Les habitants de la capitale de la Papouasie-Nouvelle-Guinée, où se déroulent des élections législatives, ont été priés de rester chez eux alors que des troupes sécurisaient les rues lundi suite à une brutale attaque à la machette qui a fait deux blessés.

Un gang armé de machettes a poursuivi deux personnes devant un centre de dépouillement à Port Moresby dimanche, dans une attaque politiquement motivée. L’une des victimes est atteinte de traumatisme crânien, selon les médecins et la police.

« La situation reste très volatile à l’heure actuelle », a déclaré le commissaire de police David Manning, qui a demandé l’envoi de troupes supplémentaires pour aider ses forces débordées et en sous-effectifs.

Des coups de feu ont été entendus ailleurs dans la capitale Port Moresby, alors que la Papouasie-Nouvelle-Guinée approche de la fin d’un mois de scrutin déjà entaché de violences.

Quelques 10.000 membres des forces de l’ordre ont été mobilisés pour assurer la sécurité du scrutin sur cette île du Pacifique minée de longue date par la corruption et les homicides liés aux élections.

En Papouasie, les rivalités électorales peuvent rapidement dégénérer en bain de sang, en particulier dans les régions reculées et montagneuses. L’Université nationale d’Australie a répertorié plus de 200 morts liés aux élections lors du dernier scrutin en 2017 et de « graves irrégularités » à grande échelle.

Cette année, la police papoue a déjà recensé au moins 15 morts en lien avec les élections.

M. Manning a demandé aux habitants de rester chez eux jusqu’à ce que l’ordre soit rétabli.

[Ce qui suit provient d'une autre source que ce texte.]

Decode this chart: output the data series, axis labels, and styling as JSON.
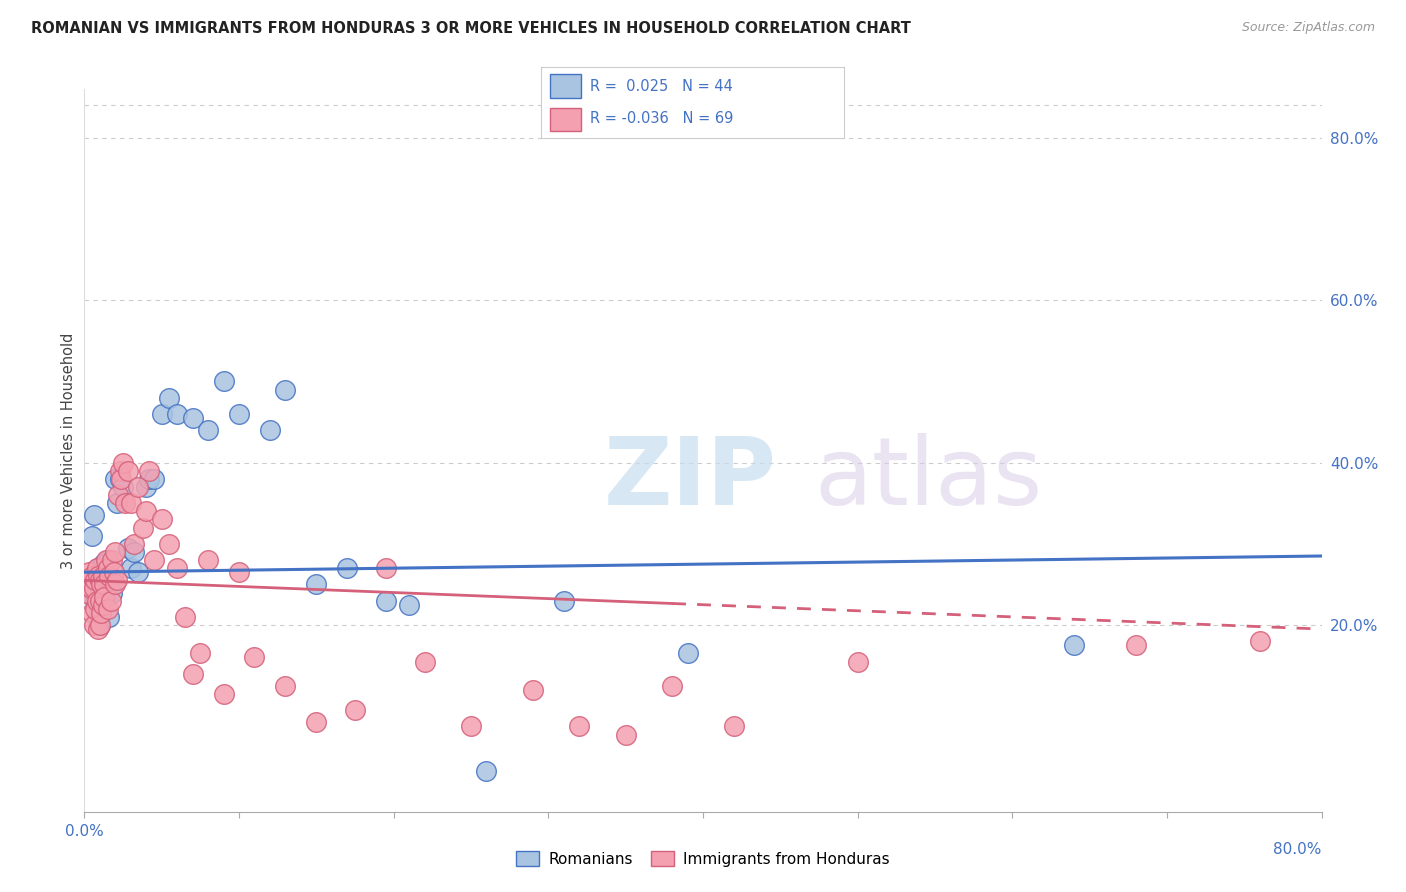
{
  "title": "ROMANIAN VS IMMIGRANTS FROM HONDURAS 3 OR MORE VEHICLES IN HOUSEHOLD CORRELATION CHART",
  "source": "Source: ZipAtlas.com",
  "ylabel": "3 or more Vehicles in Household",
  "right_yticks": [
    "80.0%",
    "60.0%",
    "40.0%",
    "20.0%"
  ],
  "right_ytick_vals": [
    0.8,
    0.6,
    0.4,
    0.2
  ],
  "color_romanian": "#a8c4e0",
  "color_honduras": "#f4a0b0",
  "line_color_romanian": "#4472c4",
  "line_color_honduras": "#d4607a",
  "xlim": [
    0.0,
    0.8
  ],
  "ylim": [
    -0.03,
    0.86
  ],
  "ro_line_x0": 0.0,
  "ro_line_x1": 0.8,
  "ro_line_y0": 0.265,
  "ro_line_y1": 0.285,
  "ho_line_x0": 0.0,
  "ho_line_x1": 0.8,
  "ho_line_y0": 0.255,
  "ho_line_y1": 0.195,
  "scatter_romanian_x": [
    0.003,
    0.005,
    0.006,
    0.007,
    0.008,
    0.009,
    0.009,
    0.01,
    0.01,
    0.012,
    0.013,
    0.014,
    0.015,
    0.015,
    0.016,
    0.018,
    0.02,
    0.021,
    0.023,
    0.025,
    0.028,
    0.03,
    0.032,
    0.035,
    0.04,
    0.042,
    0.045,
    0.05,
    0.055,
    0.06,
    0.07,
    0.08,
    0.09,
    0.1,
    0.12,
    0.13,
    0.15,
    0.17,
    0.195,
    0.21,
    0.26,
    0.31,
    0.39,
    0.64
  ],
  "scatter_romanian_y": [
    0.245,
    0.31,
    0.335,
    0.23,
    0.25,
    0.27,
    0.21,
    0.245,
    0.2,
    0.275,
    0.265,
    0.235,
    0.25,
    0.28,
    0.21,
    0.24,
    0.38,
    0.35,
    0.38,
    0.37,
    0.295,
    0.27,
    0.29,
    0.265,
    0.37,
    0.38,
    0.38,
    0.46,
    0.48,
    0.46,
    0.455,
    0.44,
    0.5,
    0.46,
    0.44,
    0.49,
    0.25,
    0.27,
    0.23,
    0.225,
    0.02,
    0.23,
    0.165,
    0.175
  ],
  "scatter_honduras_x": [
    0.002,
    0.003,
    0.004,
    0.005,
    0.005,
    0.006,
    0.006,
    0.007,
    0.007,
    0.008,
    0.008,
    0.009,
    0.009,
    0.01,
    0.01,
    0.01,
    0.011,
    0.011,
    0.012,
    0.012,
    0.013,
    0.013,
    0.014,
    0.015,
    0.015,
    0.016,
    0.017,
    0.018,
    0.019,
    0.02,
    0.02,
    0.021,
    0.022,
    0.023,
    0.024,
    0.025,
    0.026,
    0.028,
    0.03,
    0.032,
    0.035,
    0.038,
    0.04,
    0.042,
    0.045,
    0.05,
    0.055,
    0.06,
    0.065,
    0.07,
    0.075,
    0.08,
    0.09,
    0.1,
    0.11,
    0.13,
    0.15,
    0.175,
    0.195,
    0.22,
    0.25,
    0.29,
    0.32,
    0.35,
    0.38,
    0.42,
    0.5,
    0.68,
    0.76
  ],
  "scatter_honduras_y": [
    0.24,
    0.265,
    0.245,
    0.26,
    0.215,
    0.245,
    0.2,
    0.255,
    0.22,
    0.27,
    0.23,
    0.26,
    0.195,
    0.255,
    0.23,
    0.2,
    0.25,
    0.215,
    0.26,
    0.225,
    0.25,
    0.235,
    0.28,
    0.27,
    0.22,
    0.26,
    0.23,
    0.28,
    0.265,
    0.29,
    0.25,
    0.255,
    0.36,
    0.39,
    0.38,
    0.4,
    0.35,
    0.39,
    0.35,
    0.3,
    0.37,
    0.32,
    0.34,
    0.39,
    0.28,
    0.33,
    0.3,
    0.27,
    0.21,
    0.14,
    0.165,
    0.28,
    0.115,
    0.265,
    0.16,
    0.125,
    0.08,
    0.095,
    0.27,
    0.155,
    0.075,
    0.12,
    0.075,
    0.065,
    0.125,
    0.075,
    0.155,
    0.175,
    0.18
  ]
}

« Si vous n’avez pas besoin d’être quelque part en ce moment, s’il vous plaît restez à l’intérieur et donnez-nous une chance de retourner à la normale », a-t-il dit.

Le Premier ministre James Marape cherche à obtenir un nouveau mandat, dans un scrutin dominé par les préoccupations locales et marqué par le clientélisme.

Le scrutin devrait se terminer le 29 juillet. Les résultats dans certaines régions du pays sont déjà connus.